Sergeant Johnson Triangle
This triangle is named in honor of Sergeant Charles J. Johnson (1894-1918), the only New York City fireman to be killed during World War I. Sergeant Johnson worked on Engine 58, serving West 115th Street, until September 23, 1917, when he enlisted in the 306th Infantry of the 77th Division. On October 14, 1918 at the Battle of Argonne Forest in France, he was killed in action at the age of 24, four weeks before the Allies and the Germans signed an Armistice ending the hostilities.
This land was acquired by condemnation on December 27, 1909. The City paid the then very substantial sum of $167,062.83 to acquire the property. A fence was erected around the triangle, and paths were laid out in a formal crossing pattern. In 1928, the City erected a large, neo-colonial comfort station, complete with a bronze plaque in the waiting room that commemorated the year the building was erected and the names of contemporary public officials. The City assigned the triangle to Parks in 1938. It was named after Sergeant Johnson in 1940 by the City Council. To accompany the new name, New York Fire Department Post 930 erected a stone monument in his honor at the corner of Fordham Road and Southern Boulevard. In 1962, the comfort station was torn down, and the monument was moved during construction. It now stands in the Fire Department’s training center on Randall’s Island.
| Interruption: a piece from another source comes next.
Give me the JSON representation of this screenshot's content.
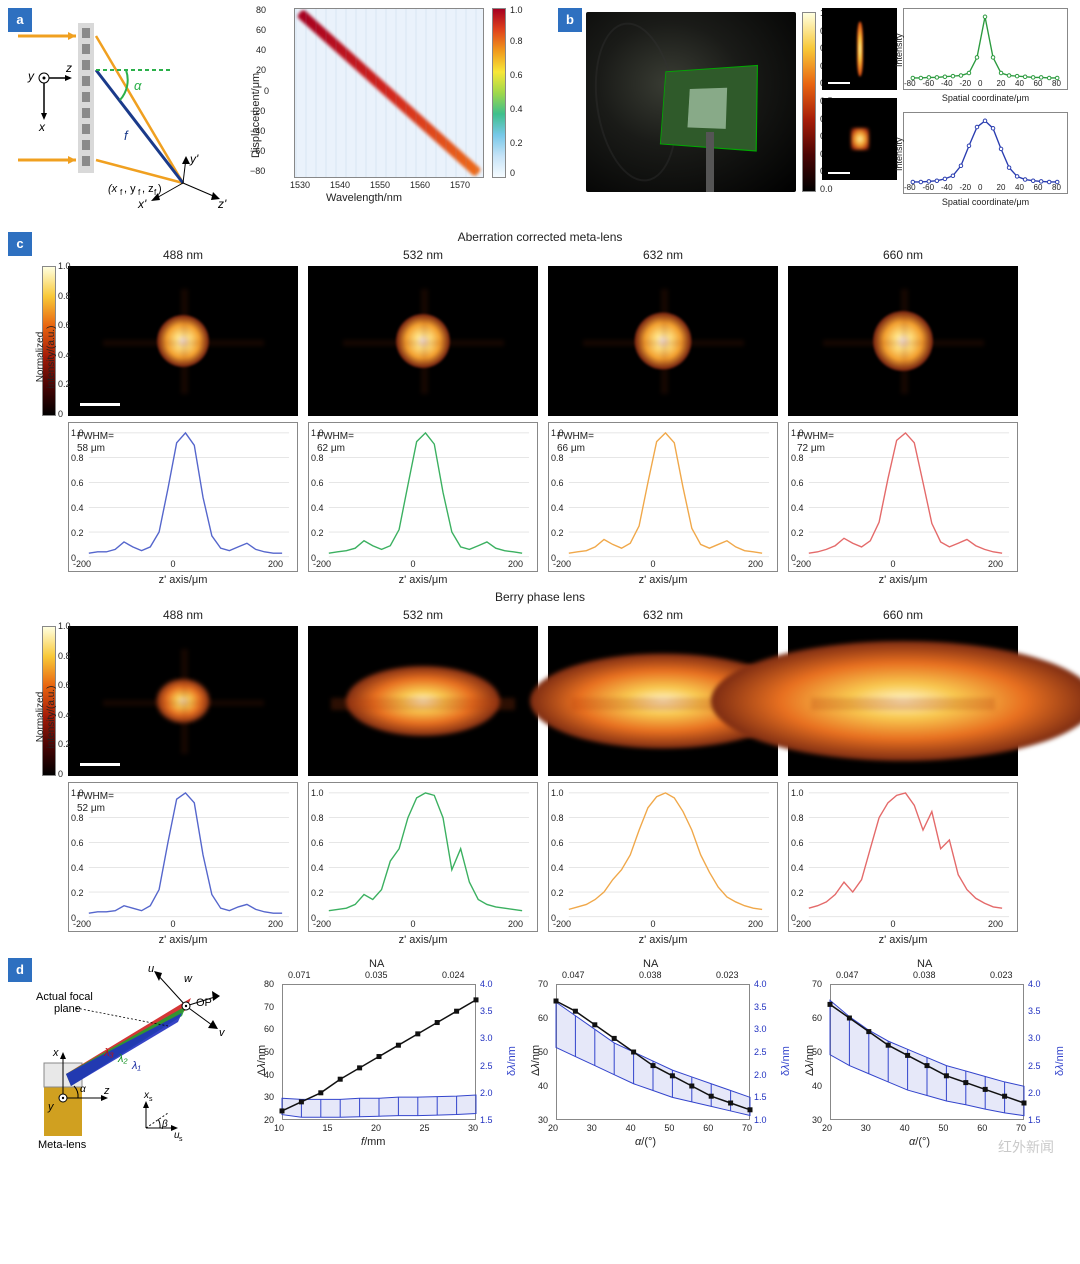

Bordered by East Fordham Road, Southern Boulevard, and Crotona Avenue, Johnson Triangle sits amidst some of the Bronx’s most important institutions. To the east is the world-famous Bronx Zoo. One of the first zoos to house and display wildlife in naturalistic settings, it was founded by the New York Zoological Society in 1895 and opened its doors in 1899. It has since been renovated several times, adding new and innovative exhibits. To the east is the New York Botanical Garden. Established in 1891, the Garden was built on the grounds of the old Lorillard Estate, and uses some of the estate’s extant buildings. Some of its highlights include the Enid A. Haupt Conservatory, often cited by critics as the most beautiful Victorian glass hall in the United States, and 40 acres of virgin forest. To the west and north is Fordham University, founded by Bishop John Hughes in 1841. Originally called St. John’s College, the school renamed itself Fordham University in 1907 after the old Fordham manor that once occupied the area. The Fordham manor was named by its original owner, the Dutch Settler Jon Arcer, who named it Forham manor after Saxon words meaning “houses by the ford (or wading place).”
Sergeant Johnson Triangle’s center is planted with shrubs and trees, which make the square shady and pleasant, even on a hot day. Benches and metal pipe fencing surround the plantings, along with a concrete sidewalk. Amidst several busy thoroughfares and three major Bronx institutions, Sergeant Johnson Triangle stands as a green island of calm.